Religious Studies chairman Dale Martin said the department will interview five top candidates this semester for a senior professorship focusing on Buddhism. The University has made increasing the number of faculty who study Asian religions a priority, he said.
The Religious Studies Department has historically been strong in Christian, Judaic and Islamic studies, but its offerings in Buddhism and Hinduism have been slim in recent years, Martin said.
“At a time when most universities are instituting hiring freezes or in some cases even cutting their faculty, it says a lot that Yale is willing to invest more money in the study of Asian religions,” Martin said. “In the past, we have had someone teaching Hinduism, but we have not been able to have that in the last few years.”
Martin said once the new senior professor is selected, he or she will be responsible for hiring two junior professors, both of whom will also focus on Asian religions. The candidates for the senior professorship are currently teaching and researching around the world — one is from New Zealand, one is from Canada and one is from Taiwan — and will give public lectures when they interview on campus this November and December.
After teaching Buddhism at Yale for 35 years, professor Stanley Weinstein retired three years ago, Martin said. Since then, Buddhism professors have come and gone– no one has stayed for more than a year. Martin said he hopes the search will bring a permanent replacement to foster growth in the subject.
Jason Protass ’04, a religious studies major, said the lack of a returning Buddhism professor has made studying the religion difficult.
“[Weinstein] was a really, really intelligent man and he held the keys to Yale’s focus on Buddhism,” Protass said. “When he left he didn’t name an heir right away, so the department’s been kind of weak the last few years.”
Protass, who is writing his senior thesis on Chinese and Japanese Buddhism, said he thinks there is enough student interest in the religion to warrant the new professorships.
“It’s a significant turning point because they had a good department a few years ago because they had one of the kingpins on Buddhism,” Protass said. “[But] it’s an interest that hasn’t been addressed before. Everyone’s interested in orientalism. People want to know.”
Religious Studies Director of Undergraduate Studies Ludger Viefhues said he and his fellow professors are eager for the new professors to begin teaching at Yale.
“I am totally excited that we are hiring people in the Asian religions,” Viefhues said. “[They] can eventually [speak] to the growing interest in Buddhist studies that I see.”

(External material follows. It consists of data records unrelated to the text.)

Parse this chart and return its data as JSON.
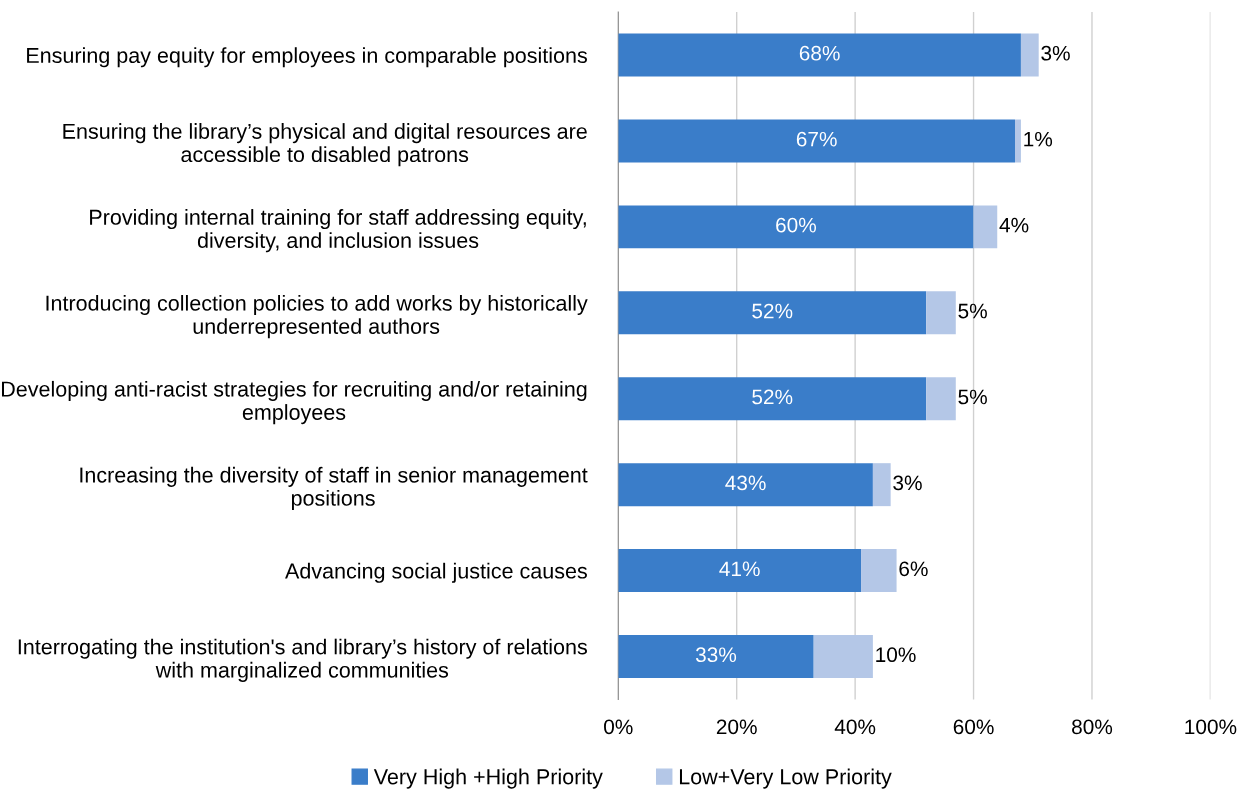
{
  "chart_data": {
    "type": "bar",
    "orientation": "horizontal",
    "stacked": true,
    "data_labels": true,
    "grid": "x",
    "legend": "bottom",
    "categories": [
      "Ensuring pay equity for employees in comparable positions",
      "Ensuring the library’s physical and digital resources are accessible to disabled patrons",
      "Providing internal training for staff addressing equity, diversity, and inclusion issues",
      "Introducing collection policies to add works by historically underrepresented authors",
      "Developing anti-racist strategies for recruiting and/or retaining employees",
      "Increasing the diversity of staff in senior management positions",
      "Advancing social justice causes",
      "Interrogating the institution's and library’s history of relations with marginalized communities"
    ],
    "series": [
      {
        "name": "Very High +High Priority",
        "color": "#3a7dc9",
        "values": [
          68,
          67,
          60,
          52,
          52,
          43,
          41,
          33
        ],
        "value_labels": [
          "68%",
          "67%",
          "60%",
          "52%",
          "52%",
          "43%",
          "41%",
          "33%"
        ]
      },
      {
        "name": "Low+Very Low Priority",
        "color": "#b4c7e7",
        "values": [
          3,
          1,
          4,
          5,
          5,
          3,
          6,
          10
        ],
        "value_labels": [
          "3%",
          "1%",
          "4%",
          "5%",
          "5%",
          "3%",
          "6%",
          "10%"
        ]
      }
    ],
    "xlim": [
      0,
      100
    ],
    "xticks": [
      {
        "value": 0,
        "label": "0%"
      },
      {
        "value": 20,
        "label": "20%"
      },
      {
        "value": 40,
        "label": "40%"
      },
      {
        "value": 60,
        "label": "60%"
      },
      {
        "value": 80,
        "label": "80%"
      },
      {
        "value": 100,
        "label": "100%"
      }
    ]
  }
}
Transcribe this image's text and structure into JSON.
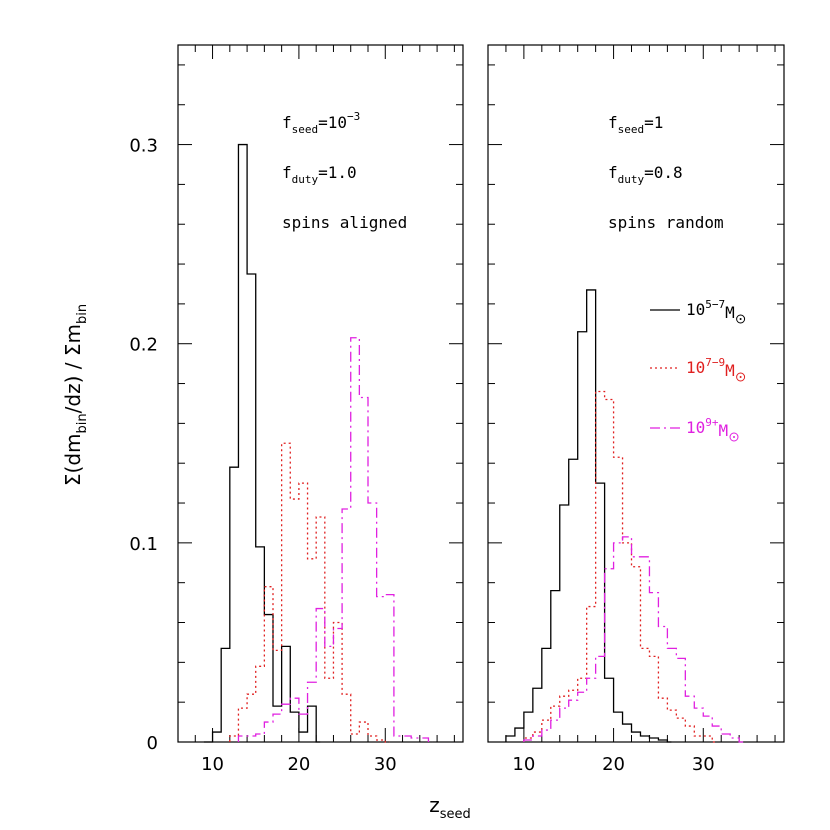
{
  "chart_data": {
    "type": "histogram-step",
    "ylabel": {
      "pre": "Σ(dm",
      "sub1": "bin",
      "mid": "/dz)  /  Σm",
      "sub2": "bin"
    },
    "xlabel": {
      "main": "z",
      "sub": "seed"
    },
    "yticks": [
      "0",
      "0.1",
      "0.2",
      "0.3"
    ],
    "xticks": [
      "10",
      "20",
      "30"
    ],
    "ylim": [
      0,
      0.3
    ],
    "panels": [
      {
        "xlim": [
          6,
          39
        ],
        "ylim": [
          0,
          0.35
        ],
        "annotations": [
          {
            "main": "f",
            "sub": "seed",
            "rest": "=10",
            "sup": "−3"
          },
          {
            "main": "f",
            "sub": "duty",
            "rest": "=1.0",
            "sup": ""
          },
          {
            "main": "spins aligned",
            "sub": "",
            "rest": "",
            "sup": ""
          }
        ],
        "series": [
          {
            "key": "s1",
            "color": "#000000",
            "values": [
              [
                9,
                0
              ],
              [
                10,
                0.005
              ],
              [
                11,
                0.047
              ],
              [
                12,
                0.138
              ],
              [
                13,
                0.3
              ],
              [
                14,
                0.235
              ],
              [
                15,
                0.098
              ],
              [
                16,
                0.064
              ],
              [
                17,
                0.018
              ],
              [
                18,
                0.048
              ],
              [
                19,
                0.015
              ],
              [
                20,
                0.005
              ],
              [
                21,
                0.018
              ],
              [
                22,
                0.0
              ]
            ]
          },
          {
            "key": "s2",
            "color": "#e02020",
            "values": [
              [
                12,
                0.003
              ],
              [
                13,
                0.017
              ],
              [
                14,
                0.024
              ],
              [
                15,
                0.038
              ],
              [
                16,
                0.078
              ],
              [
                17,
                0.046
              ],
              [
                18,
                0.15
              ],
              [
                19,
                0.122
              ],
              [
                20,
                0.13
              ],
              [
                21,
                0.092
              ],
              [
                22,
                0.113
              ],
              [
                23,
                0.032
              ],
              [
                24,
                0.06
              ],
              [
                25,
                0.024
              ],
              [
                26,
                0.004
              ],
              [
                27,
                0.01
              ],
              [
                28,
                0.003
              ],
              [
                29,
                0.001
              ],
              [
                30,
                0.0
              ]
            ]
          },
          {
            "key": "s3",
            "color": "#e020e0",
            "values": [
              [
                13,
                0.003
              ],
              [
                14,
                0.003
              ],
              [
                15,
                0.004
              ],
              [
                16,
                0.01
              ],
              [
                17,
                0.014
              ],
              [
                18,
                0.019
              ],
              [
                19,
                0.022
              ],
              [
                20,
                0.014
              ],
              [
                21,
                0.03
              ],
              [
                22,
                0.067
              ],
              [
                23,
                0.048
              ],
              [
                24,
                0.057
              ],
              [
                25,
                0.117
              ],
              [
                26,
                0.203
              ],
              [
                27,
                0.173
              ],
              [
                28,
                0.12
              ],
              [
                29,
                0.073
              ],
              [
                30,
                0.074
              ],
              [
                31,
                0.003
              ],
              [
                33,
                0.002
              ],
              [
                35,
                0.0
              ]
            ]
          }
        ]
      },
      {
        "xlim": [
          6,
          39
        ],
        "ylim": [
          0,
          0.35
        ],
        "annotations": [
          {
            "main": "f",
            "sub": "seed",
            "rest": "=1",
            "sup": ""
          },
          {
            "main": "f",
            "sub": "duty",
            "rest": "=0.8",
            "sup": ""
          },
          {
            "main": "spins random",
            "sub": "",
            "rest": "",
            "sup": ""
          }
        ],
        "legend": [
          {
            "key": "s1",
            "color": "#000000",
            "pre": "10",
            "sup": "5−7",
            "post": "M",
            "dash": ""
          },
          {
            "key": "s2",
            "color": "#e02020",
            "pre": "10",
            "sup": "7−9",
            "post": "M",
            "dash": "2,3"
          },
          {
            "key": "s3",
            "color": "#e020e0",
            "pre": "10",
            "sup": "9+",
            "post": "M",
            "dash": "10,4,2,4"
          }
        ],
        "series": [
          {
            "key": "s1",
            "color": "#000000",
            "values": [
              [
                8,
                0.003
              ],
              [
                9,
                0.007
              ],
              [
                10,
                0.015
              ],
              [
                11,
                0.027
              ],
              [
                12,
                0.047
              ],
              [
                13,
                0.076
              ],
              [
                14,
                0.119
              ],
              [
                15,
                0.142
              ],
              [
                16,
                0.206
              ],
              [
                17,
                0.227
              ],
              [
                18,
                0.13
              ],
              [
                19,
                0.032
              ],
              [
                20,
                0.015
              ],
              [
                21,
                0.009
              ],
              [
                22,
                0.005
              ],
              [
                23,
                0.003
              ],
              [
                24,
                0.002
              ],
              [
                25,
                0.001
              ],
              [
                26,
                0.0
              ]
            ]
          },
          {
            "key": "s2",
            "color": "#e02020",
            "values": [
              [
                10,
                0.002
              ],
              [
                11,
                0.005
              ],
              [
                12,
                0.011
              ],
              [
                13,
                0.018
              ],
              [
                14,
                0.023
              ],
              [
                15,
                0.026
              ],
              [
                16,
                0.032
              ],
              [
                17,
                0.068
              ],
              [
                18,
                0.176
              ],
              [
                19,
                0.172
              ],
              [
                20,
                0.143
              ],
              [
                21,
                0.1
              ],
              [
                22,
                0.088
              ],
              [
                23,
                0.047
              ],
              [
                24,
                0.043
              ],
              [
                25,
                0.022
              ],
              [
                26,
                0.016
              ],
              [
                27,
                0.012
              ],
              [
                28,
                0.008
              ],
              [
                29,
                0.003
              ],
              [
                31,
                0.0
              ]
            ]
          },
          {
            "key": "s3",
            "color": "#e020e0",
            "values": [
              [
                10,
                0.001
              ],
              [
                11,
                0.003
              ],
              [
                12,
                0.006
              ],
              [
                13,
                0.011
              ],
              [
                14,
                0.017
              ],
              [
                15,
                0.021
              ],
              [
                16,
                0.025
              ],
              [
                17,
                0.032
              ],
              [
                18,
                0.043
              ],
              [
                19,
                0.087
              ],
              [
                20,
                0.1
              ],
              [
                21,
                0.103
              ],
              [
                22,
                0.093
              ],
              [
                23,
                0.093
              ],
              [
                24,
                0.075
              ],
              [
                25,
                0.058
              ],
              [
                26,
                0.047
              ],
              [
                27,
                0.042
              ],
              [
                28,
                0.023
              ],
              [
                29,
                0.017
              ],
              [
                30,
                0.013
              ],
              [
                31,
                0.008
              ],
              [
                32,
                0.004
              ],
              [
                33,
                0.002
              ],
              [
                34,
                0.0
              ]
            ]
          }
        ]
      }
    ]
  }
}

The department was founded in 1963 with a focus on Christianity and other Western religions, but has made strides in recent years to expand its focus to include more Eastern religions.
Last year, in an effort to revamp the department’s curriculum, the undergraduate major was divided into four groups: comparative, thematic surveys; broad introductions to particular religious traditions; introductory and intermediate specialized religious studies courses; and advanced specialized topics.